Commentary

Taking Measure: Empowering Accountability

Is marketing abdicating its ownership of marketing accountability? It's starting to seem that way. At the recent Institute for International Research conference on return on marketing investment, virtually the only marketers in attendance were speakers. Nearly all the attendees were either vendors or people from research and finance organizations. Increasingly, I see functions other than marketing taking the lead on accountability.

Case in point: At a major consumer packaged goods company, the finance department led an effort to build an accountability program. The information technology department was a major contributor in defining the tools requirements. Research was involved in vetting analytic methodology and credibility criteria. But marketing was "too busy" to participate in any of the meetings.

This might be an extreme case, but not by much. Often, marketing departments are aware of accountability efforts, but offer only lukewarm support and little active participation. Finance and research privately comment on marketing's "passive aggressive" behavior, believing it doesn't really want to be accountable. Based on discussions with several chief marketing officers, I don't believe that's the case. Instead I think that marketing organizations are dealing with fundamental issues that make it difficult for them to lead accountability efforts.

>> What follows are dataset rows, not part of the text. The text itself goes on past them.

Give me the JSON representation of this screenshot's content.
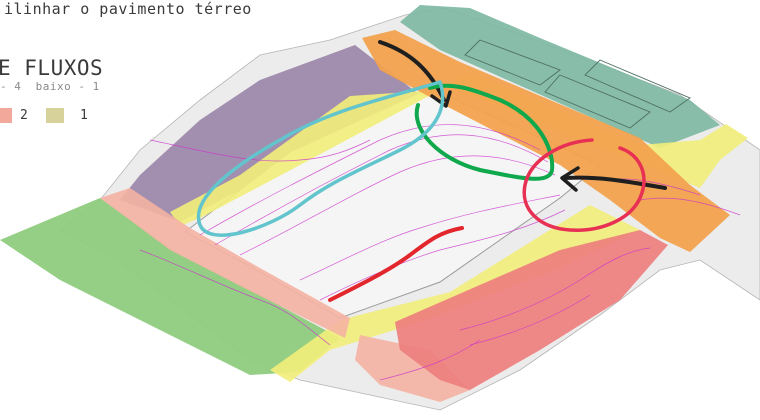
{
  "caption": "ilinhar o pavimento térreo",
  "legend": {
    "title": "E FLUXOS",
    "subtitle": "- 4  baixo - 1",
    "items": [
      {
        "label": "2",
        "color": "#f2a89a"
      },
      {
        "label": "1",
        "color": "#d7d29a"
      }
    ]
  },
  "zone_colors": {
    "north_block": "#7fb9a4",
    "west_block": "#9b86a8",
    "southwest_block": "#8fcc7e",
    "south_block": "#ee7f7e",
    "central_plaza": "#f1f1f1",
    "flow_high": "#f2a24e",
    "flow_medium": "#f4b2a2",
    "flow_low": "#f2ee7a",
    "contours": "#cc33cc"
  },
  "annotation_colors": [
    "#1f1f1f",
    "#10a84c",
    "#e83055",
    "#62c4cc",
    "#e2262c"
  ]
}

Nearly every marketer I work with is struggling to manage basic program execution. As marketing plans begin shifting away from TV, they are becoming more splintered and complex. Programs are receiving more significant slices of the budget, but with little or no additional staff to plan and manage the execution. So strategies are being rushed out the door by junior marketers, while senior team members struggle to manage the exploding number of specialty agencies that are executing digital, buzz, sponsorship, wireless, branded content, experiential, and public relations-based programs. Marketers seem to regard any diversion of resources from these efforts as an intolerable risk.

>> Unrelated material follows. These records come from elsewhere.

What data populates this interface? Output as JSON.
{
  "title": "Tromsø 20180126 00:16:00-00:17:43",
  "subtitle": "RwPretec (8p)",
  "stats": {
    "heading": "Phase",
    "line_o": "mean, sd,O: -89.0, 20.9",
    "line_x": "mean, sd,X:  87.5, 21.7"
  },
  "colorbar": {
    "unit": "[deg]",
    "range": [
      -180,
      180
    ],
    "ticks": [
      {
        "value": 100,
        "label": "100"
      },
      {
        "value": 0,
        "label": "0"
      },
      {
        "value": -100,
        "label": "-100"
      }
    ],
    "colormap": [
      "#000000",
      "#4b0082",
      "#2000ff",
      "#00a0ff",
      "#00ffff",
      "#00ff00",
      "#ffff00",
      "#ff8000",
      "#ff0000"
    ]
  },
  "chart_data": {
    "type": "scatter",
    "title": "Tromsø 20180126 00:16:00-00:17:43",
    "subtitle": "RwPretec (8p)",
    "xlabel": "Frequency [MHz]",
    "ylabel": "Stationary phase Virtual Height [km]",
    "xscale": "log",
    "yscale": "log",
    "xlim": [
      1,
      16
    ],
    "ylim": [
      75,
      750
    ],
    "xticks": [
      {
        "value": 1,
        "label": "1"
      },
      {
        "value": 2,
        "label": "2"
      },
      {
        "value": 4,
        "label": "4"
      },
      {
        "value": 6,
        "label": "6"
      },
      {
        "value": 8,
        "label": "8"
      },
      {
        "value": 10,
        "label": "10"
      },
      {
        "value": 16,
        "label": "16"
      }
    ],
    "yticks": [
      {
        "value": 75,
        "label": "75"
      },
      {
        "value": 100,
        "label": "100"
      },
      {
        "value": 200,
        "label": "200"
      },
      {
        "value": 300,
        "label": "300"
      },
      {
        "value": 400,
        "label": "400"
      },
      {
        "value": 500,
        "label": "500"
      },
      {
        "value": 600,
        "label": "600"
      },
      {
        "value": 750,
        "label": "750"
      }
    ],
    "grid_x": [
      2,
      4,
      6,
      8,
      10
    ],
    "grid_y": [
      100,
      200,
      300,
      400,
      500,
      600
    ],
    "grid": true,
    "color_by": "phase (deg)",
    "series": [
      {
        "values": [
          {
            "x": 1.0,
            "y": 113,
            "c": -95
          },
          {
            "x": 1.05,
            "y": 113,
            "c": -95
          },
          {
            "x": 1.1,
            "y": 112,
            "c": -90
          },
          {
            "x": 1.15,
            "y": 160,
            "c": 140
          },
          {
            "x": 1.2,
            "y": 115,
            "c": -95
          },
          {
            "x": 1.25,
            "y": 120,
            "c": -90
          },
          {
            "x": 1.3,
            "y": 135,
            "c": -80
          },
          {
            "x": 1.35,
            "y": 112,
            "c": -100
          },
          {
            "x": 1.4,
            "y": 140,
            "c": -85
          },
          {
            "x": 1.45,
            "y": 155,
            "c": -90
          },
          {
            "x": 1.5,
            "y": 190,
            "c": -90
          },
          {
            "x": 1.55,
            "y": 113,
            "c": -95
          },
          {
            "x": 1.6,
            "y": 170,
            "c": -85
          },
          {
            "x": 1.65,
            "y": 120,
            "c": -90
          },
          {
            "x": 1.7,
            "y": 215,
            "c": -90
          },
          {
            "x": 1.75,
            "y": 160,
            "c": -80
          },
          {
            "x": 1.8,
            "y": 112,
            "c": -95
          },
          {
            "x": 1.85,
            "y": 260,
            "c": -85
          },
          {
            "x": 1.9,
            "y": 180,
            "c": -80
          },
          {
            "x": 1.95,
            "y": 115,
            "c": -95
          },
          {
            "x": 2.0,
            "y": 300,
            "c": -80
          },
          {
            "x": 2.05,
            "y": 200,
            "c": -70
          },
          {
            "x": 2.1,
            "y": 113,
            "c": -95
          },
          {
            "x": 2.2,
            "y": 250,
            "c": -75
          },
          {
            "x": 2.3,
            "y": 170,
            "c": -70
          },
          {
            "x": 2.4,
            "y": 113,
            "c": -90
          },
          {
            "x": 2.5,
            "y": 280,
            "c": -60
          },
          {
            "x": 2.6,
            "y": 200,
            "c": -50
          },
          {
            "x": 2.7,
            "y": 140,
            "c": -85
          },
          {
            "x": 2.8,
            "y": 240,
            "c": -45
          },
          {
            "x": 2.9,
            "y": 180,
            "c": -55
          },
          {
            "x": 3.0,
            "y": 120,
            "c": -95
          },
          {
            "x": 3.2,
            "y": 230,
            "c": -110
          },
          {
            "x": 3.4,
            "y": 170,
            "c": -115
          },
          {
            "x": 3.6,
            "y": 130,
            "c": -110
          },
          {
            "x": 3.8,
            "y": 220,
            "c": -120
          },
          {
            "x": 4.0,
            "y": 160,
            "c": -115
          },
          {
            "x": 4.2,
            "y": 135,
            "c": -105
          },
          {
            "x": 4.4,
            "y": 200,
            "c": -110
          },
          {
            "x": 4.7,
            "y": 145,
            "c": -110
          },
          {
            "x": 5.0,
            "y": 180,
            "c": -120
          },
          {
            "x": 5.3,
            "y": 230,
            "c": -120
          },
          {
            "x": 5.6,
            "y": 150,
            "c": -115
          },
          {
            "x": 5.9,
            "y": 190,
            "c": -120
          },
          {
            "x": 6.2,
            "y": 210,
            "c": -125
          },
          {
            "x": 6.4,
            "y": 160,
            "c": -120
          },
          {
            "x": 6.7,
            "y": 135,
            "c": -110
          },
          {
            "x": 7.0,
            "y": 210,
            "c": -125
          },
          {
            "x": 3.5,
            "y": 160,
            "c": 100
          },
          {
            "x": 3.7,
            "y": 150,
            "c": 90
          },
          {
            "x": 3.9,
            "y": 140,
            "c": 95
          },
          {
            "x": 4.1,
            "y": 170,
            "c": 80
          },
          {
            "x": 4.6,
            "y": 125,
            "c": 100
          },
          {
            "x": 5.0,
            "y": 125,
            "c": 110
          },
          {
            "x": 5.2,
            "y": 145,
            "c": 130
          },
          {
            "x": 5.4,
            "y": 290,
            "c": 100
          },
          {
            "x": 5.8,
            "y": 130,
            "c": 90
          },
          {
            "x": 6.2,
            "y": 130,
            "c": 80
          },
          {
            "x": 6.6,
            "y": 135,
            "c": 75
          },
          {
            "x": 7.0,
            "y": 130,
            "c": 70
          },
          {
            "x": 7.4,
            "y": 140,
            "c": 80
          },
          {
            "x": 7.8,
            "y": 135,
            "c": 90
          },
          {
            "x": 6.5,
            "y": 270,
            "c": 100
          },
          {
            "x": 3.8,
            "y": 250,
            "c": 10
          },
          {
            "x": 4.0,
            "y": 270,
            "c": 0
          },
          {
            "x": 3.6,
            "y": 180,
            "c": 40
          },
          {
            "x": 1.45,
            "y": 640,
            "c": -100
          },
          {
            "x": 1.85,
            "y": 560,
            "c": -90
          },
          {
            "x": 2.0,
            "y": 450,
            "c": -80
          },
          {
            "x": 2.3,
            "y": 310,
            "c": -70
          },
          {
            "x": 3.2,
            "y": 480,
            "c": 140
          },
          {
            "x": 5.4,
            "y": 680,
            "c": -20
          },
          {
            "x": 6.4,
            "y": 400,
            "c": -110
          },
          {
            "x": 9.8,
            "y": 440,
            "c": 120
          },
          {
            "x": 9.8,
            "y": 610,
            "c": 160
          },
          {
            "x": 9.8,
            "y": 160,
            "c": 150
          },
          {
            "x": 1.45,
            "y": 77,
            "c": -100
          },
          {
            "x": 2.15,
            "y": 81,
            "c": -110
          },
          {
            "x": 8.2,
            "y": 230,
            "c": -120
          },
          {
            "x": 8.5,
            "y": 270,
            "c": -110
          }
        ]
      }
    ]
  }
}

Secondly, marketing organizations lack stability. The average tenure for a CMO is less than two years, and associate brand managers rotate assignments every 10 to 14 months. Rarely are people in place long enough to see programs go from conception to execution, so their rewards are based less on performance than on getting the programs to market. Finance and research departments are more stable, giving them a longer-term perspective on the business, organizational memory, and a better foundation for leadership in marketing accountability.

Finally, marketing organizations know they don't have the expertise to develop accountability programs. They lack economics and metrics experience, quantitative skills, process design skills, and technology competence, which they see residing in other departments. So how can marketing more fully participate in marketing accountability efforts?

>> Shift the focus from marketing accountability to marketing effectiveness. The real goal is to have marketing dollars more effectively drive improved business results, not to hold people accountable for failure. Marketing effectiveness speaks to better planning and management, not after-the-fact evaluation.

>> Make the CMO the effort's champion. Consistent endorsement of a marketing effectiveness effort helps create the organizational pressure needed to change behavior. The CMO is best positioned to carry the flag.

>> Create a multifunction center of competence. Include marketing, finance, research, and it as part of the team. Create a multidisciplinary team and name a research or finance person to lead the group.

>> Fund the center of competence. Set aside 0.5 to 1 percent of working dollars for marketing effectiveness efforts. If well executed, those dollars will have the highest ROI of any dollars spent in the company.

>> Incorporate new skills and processes into the organization. To embrace marketing effectiveness, marketers must make significant changes. They will need to hire differently, rotate assignments less frequently, and be more process-oriented.

Marketers today are in a tough spot. They can't be accountable on their own, and they know it. Marketers need to partner with other functions to make marketing more accountable and effective.